I never knew how much the weather can affect one’s mood. In Singapore we use to gripe about the humidity, the heat, the haze (when our neighbors in Indonesia start their slash-and-burn activities) and the torrential rain. Now, I think I’ll rather drown in my own prespiration 365 days than face the grim darkness and fog 6 months a year. And to think I’ve escaped the worst temperature drop in Europe when it got to as low as -20 degrees celsius. This is the time where everyone falls ill and we can’t arrange for playdates because every other kid is having a sniffly nose with snot smeared on his tiny face.
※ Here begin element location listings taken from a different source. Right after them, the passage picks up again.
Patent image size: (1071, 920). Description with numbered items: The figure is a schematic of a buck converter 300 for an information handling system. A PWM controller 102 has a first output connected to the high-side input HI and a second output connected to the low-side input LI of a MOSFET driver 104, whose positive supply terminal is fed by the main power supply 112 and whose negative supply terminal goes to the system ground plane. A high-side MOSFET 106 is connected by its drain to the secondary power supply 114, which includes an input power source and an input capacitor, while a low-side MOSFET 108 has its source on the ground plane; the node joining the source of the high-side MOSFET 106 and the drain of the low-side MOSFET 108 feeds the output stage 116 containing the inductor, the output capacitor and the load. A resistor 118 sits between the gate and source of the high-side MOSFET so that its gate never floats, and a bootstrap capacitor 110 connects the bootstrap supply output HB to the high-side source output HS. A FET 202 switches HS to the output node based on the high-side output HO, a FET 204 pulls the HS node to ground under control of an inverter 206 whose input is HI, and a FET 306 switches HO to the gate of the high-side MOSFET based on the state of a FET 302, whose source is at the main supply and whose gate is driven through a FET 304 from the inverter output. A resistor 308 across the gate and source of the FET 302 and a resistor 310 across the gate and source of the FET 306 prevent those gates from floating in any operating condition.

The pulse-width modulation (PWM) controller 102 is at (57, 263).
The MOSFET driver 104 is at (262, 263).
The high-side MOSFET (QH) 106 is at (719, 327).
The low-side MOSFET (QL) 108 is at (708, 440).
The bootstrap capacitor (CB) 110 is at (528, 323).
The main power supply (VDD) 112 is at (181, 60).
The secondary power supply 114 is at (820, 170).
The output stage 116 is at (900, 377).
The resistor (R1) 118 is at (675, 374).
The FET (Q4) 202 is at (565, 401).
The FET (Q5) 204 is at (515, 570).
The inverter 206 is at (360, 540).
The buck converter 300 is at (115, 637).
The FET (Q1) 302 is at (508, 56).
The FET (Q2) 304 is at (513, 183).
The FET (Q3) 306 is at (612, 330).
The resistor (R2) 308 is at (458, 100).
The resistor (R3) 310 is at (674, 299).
I read in some magazine about Seasonal Affective Disorder (S.A.D), also known as winter depression or winter blues, where people with normal mental health throughout the year experience depressive symptoms in a particular season. Apart from the weather, I think it is also the reduced level of social interaction that makes people depress. In summer, you’ll see throngs of people out and about, having morning jogs, riding their bikes and sunbathing on whatever scanty patch of grass they can find. In winter, I’ll be happy to even see one person walking his dog by the lake. The suicide rate for village settlements in valleys or countries, particularly in Scandinavia, with only few months of sunshine, is generally higher too.

I am thankful that I can escape the cold every year by going overseas. But when my son starts school proper in a few years, it’ll be harder to take time off and stay away for long periods of time. This calls for desperate measures. I’ve penned down some ideas I think could help alleviate S.A.D come next winter. Most medical sites and even wikipedia suggest using light therapy to combat S.A.D. I will consider:

1) Buying a Star Wars-type laser beam that releases light. This is cheap, portable and easy to carry around,

2) Install harsh, whiter-than-white flourescent light rods in the entire house so our home looks like a science lab,

3) Cover my feature wall with motifs of spring and summer like clear blue skies, flowers, sun; and even have sound recording of birds chirping to the tune of Vivaldi’s ‘Spring’ and ‘Summer’ concertos,

4) Build an adult size bed like the cribs that newborns with jaundice are placed in,

5) Buy a ski resort high above the fog where you can still get plenty of sunshine,

6) Take strong sleeping pills so I can sleep through the entire winter.